Tajniki ludzkiej fizjologii
Za nasz nastrój i chęć do działania odpowiadają specyficzne związki zwane neuroprzekaźnikami, których zadaniem jest przekazywanie sygnałów pomiędzy neuronami, komórkami gruczołowymi oraz mięśniowymi. Na poziom tych związków wpływają pokarmy, które spożywamy, a wpływ ten odbywa się na wielu płaszczyznach: pewne składniki żywności stanowią „surowce” do produkcji neuroprzekaźników (aminokwasy), inne natomiast stymulują uwalnianie hormonów wpływających na ich poziom i aktywność.
Hormonem wpływającym w sposób istotny na poziom neurotransmiterów jest insulina. Z jednej strony nasila ona uwalnianie z wątroby tryptofanu – aminokwasu, z którego powstaje serotonina (neuroprzekaźnik o działaniu „odprężającym”), z drugiej strony usuwa ona z krwiobiegu aminokwasy konkurujące z tryptofanem w przenikaniu przez barierę krew-mózg które mogą służyć do syntezy neuroprzekaźników stymulujących.

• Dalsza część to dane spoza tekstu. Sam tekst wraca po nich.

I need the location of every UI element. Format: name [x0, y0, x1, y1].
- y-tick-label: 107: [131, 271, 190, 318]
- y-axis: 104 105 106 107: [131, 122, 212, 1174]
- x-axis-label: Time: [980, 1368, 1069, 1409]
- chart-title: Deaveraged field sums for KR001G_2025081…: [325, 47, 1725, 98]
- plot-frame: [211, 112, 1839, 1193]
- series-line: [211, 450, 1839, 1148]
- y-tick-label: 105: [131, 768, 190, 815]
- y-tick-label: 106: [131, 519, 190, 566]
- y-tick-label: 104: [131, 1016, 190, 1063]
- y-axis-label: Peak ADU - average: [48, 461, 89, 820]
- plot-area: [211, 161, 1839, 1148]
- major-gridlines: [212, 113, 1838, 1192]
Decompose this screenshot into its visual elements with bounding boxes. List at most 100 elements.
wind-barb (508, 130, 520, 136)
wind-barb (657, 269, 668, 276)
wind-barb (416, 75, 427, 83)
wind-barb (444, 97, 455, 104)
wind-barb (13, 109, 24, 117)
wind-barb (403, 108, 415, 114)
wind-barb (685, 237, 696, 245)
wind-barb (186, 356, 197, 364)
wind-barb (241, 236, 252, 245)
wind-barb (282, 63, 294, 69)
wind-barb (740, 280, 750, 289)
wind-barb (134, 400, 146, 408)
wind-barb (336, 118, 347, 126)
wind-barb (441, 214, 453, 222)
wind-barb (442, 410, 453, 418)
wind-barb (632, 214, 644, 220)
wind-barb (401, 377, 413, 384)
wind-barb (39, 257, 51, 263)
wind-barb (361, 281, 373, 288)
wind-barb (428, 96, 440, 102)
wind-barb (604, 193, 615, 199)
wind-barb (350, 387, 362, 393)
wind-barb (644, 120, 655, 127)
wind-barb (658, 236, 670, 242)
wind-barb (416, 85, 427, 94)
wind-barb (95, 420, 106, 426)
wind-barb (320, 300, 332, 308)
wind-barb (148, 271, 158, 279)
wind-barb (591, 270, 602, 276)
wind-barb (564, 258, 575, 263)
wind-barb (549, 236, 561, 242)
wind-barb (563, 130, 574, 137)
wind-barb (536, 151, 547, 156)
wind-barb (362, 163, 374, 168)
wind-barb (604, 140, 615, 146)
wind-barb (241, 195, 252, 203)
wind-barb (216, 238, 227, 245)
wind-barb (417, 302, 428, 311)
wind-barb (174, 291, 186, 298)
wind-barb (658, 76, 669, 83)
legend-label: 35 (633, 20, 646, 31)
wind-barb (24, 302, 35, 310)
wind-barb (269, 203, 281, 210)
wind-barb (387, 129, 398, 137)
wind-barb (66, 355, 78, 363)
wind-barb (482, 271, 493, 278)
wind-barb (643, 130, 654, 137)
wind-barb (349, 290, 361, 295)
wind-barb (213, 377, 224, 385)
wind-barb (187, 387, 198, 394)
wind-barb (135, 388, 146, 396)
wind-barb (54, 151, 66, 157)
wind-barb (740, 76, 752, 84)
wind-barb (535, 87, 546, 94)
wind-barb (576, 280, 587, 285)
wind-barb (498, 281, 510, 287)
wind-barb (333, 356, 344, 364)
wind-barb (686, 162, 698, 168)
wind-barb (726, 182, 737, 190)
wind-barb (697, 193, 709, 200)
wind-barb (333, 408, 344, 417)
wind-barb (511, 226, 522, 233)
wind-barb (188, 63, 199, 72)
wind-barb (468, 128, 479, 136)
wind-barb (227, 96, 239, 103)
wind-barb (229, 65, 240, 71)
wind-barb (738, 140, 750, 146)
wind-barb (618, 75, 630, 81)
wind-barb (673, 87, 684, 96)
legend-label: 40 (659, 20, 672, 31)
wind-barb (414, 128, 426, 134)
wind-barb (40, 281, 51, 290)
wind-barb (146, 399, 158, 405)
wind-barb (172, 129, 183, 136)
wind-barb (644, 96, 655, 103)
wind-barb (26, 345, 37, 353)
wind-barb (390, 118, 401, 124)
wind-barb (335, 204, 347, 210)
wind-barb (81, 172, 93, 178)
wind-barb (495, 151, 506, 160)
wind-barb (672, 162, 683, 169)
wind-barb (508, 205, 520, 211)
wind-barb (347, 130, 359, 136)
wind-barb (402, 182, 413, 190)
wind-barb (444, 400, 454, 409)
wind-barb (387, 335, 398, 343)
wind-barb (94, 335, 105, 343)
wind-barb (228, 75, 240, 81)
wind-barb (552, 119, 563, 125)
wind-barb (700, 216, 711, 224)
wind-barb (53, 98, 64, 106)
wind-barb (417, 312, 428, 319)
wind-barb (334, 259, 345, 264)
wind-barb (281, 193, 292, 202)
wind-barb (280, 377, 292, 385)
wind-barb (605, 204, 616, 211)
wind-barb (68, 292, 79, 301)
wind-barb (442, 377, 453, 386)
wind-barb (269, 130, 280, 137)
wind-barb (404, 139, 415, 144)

Tak więc insulina sprzyja wybitnie dostępności surowca do produkcji neuroprzekaźnika o charakterze „wyciszającym”, a z drugiej powoduje obniżenie produkcji katecholamin, stymulujących do działania. I tak oto spożycie produktu zasobnego w węglowodany – zwłaszcza wysokoglikemiczne cukry proste – powoduje, że stajemy się senni i tracimy motywację do działania. Działanie to jest szczególnie widoczne u osób z obniżoną wrażliwością tkanki mięśniowej na działanie insuliny – trzustka w takiej sytuacji produkuje jej więcej i efekt „usypiający” ulega spotęgowaniu.